A couple of weeks ago, I wrote that “predictive everywhere” is one of major trends in data-driven marketing. I meant both that predictive models guide decisions at every stage in many marketing programs, and that models are used throughout the organization by marketing, sales, and service.
I might have added a third meaning: that systems to do predictive modeling are everywhere as well. SalesPredict is a perfect example: a small vendor with a powerful system that just launched earlier this year. Back in, say, 2008, a product like this would be big news. Today, I simply add them to my list and try to understand what makes them different.
In this case, the main technical differentiator is extreme automation: SalesPredict imports customer data, builds models, scores current records, and deploys the results with virtually no human intervention. This is possible primarily because the painstaking work of preparing data for analysis – which is where model builders spend most of their time – is avoided by connecting to a few standard sources, currently Salesforce.com and Marketo with HubSpot soon to follow. Because it knows what to expect, the system can easily load customer data and sales results from those systems. It then enhances the data with business and demographic information from public Web pages and third party sources like Zoominfo. Finally, it produces models that rank customers based on how closely they resemble members of any user-specified list, such as customers with deals that closed or who failed to renew. Results appear as lists in a CRM interface or as scores on a marketing databaset. The whole process takes just a few hours from making the Salesforce.com connection to seeing scored records, with most of the time spent downloading CRM data and scanning the Web for other information. Once SalesPredict is installed, models are continuously updated based on new CRM information and on feedback provided by users as they review the scored records. This enables the system to automatically adjust as buyer behaviors and conditions change.

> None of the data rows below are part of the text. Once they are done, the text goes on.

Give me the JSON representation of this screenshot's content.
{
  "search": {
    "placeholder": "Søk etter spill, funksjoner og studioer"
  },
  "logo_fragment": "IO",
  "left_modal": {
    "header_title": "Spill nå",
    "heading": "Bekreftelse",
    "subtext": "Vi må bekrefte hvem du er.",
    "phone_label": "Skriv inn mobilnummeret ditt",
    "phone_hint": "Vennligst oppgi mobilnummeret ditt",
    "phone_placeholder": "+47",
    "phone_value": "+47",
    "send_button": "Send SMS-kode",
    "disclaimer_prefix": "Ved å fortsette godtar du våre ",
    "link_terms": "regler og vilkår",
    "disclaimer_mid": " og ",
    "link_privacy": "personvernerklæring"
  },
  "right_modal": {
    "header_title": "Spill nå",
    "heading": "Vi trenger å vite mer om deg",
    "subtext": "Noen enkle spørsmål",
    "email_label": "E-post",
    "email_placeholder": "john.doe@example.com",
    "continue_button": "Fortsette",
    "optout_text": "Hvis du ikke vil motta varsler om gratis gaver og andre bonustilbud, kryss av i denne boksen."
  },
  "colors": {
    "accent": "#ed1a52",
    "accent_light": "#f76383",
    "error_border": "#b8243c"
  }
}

User interface is a second differentiator. CRM users see a ranked list of customer records with a system-assigned persona derived using advanced natural language processing, suggested actions such as which products to offer, and the key data values that influenced the ranking. Users can drill further into each record to see more customer and company information including previous interactions, products owned, and won or lost deals. The company information is assembled from internal and external sources using SalesPredict’s own matching methods, so results are not at the mercy of data quality within the CRM. As previously noted, users can adjust a ranking if they feel the model is wrong; this is fed back to the system to adjust future predictions. Another screen shows which data values are most powerful in predicting success. This helps users understand the model and suggests criteria for targeting increased marketing investment. Although there’s no great technical wizardry required to provide these interfaces (except perhaps the name and account matching), they do make results more easily understood than many other predictive modeling products.
The final differentiator is flexibility. The system can model against any user-defined list, meaning that SalesPredict can score new leads, identify churn risk, or find the most likely buyers for new products. Recommendations also draw on a common technology, whether the system is suggesting which products a customer is most likely to buy, which content they are most likely to download, or which offers they are most likely to accept. That said, SalesPredict’s primarily integration with Salesforce.com, user interface, and company name itself suggest the vendor’s main focus is on helping sales users spend their time on the most productive lead. This is somewhat different from predictive modeling vendors who have focused primarily on helping marketers with lead scoring.
Is SalesPredict right for you? Well, the automation and flexibility are highly attractive, but the dependence on CRM data may limit its value if you want to incorporate other sources. Pricing was originally based on the number of leads but is currently being revised, with no new details available. However, it’s likely that the company will remain small-business-friendly in its approach. SalesPredict currently has about 15 clients, mostly in the technology industry but also with some in financial services and healthcare.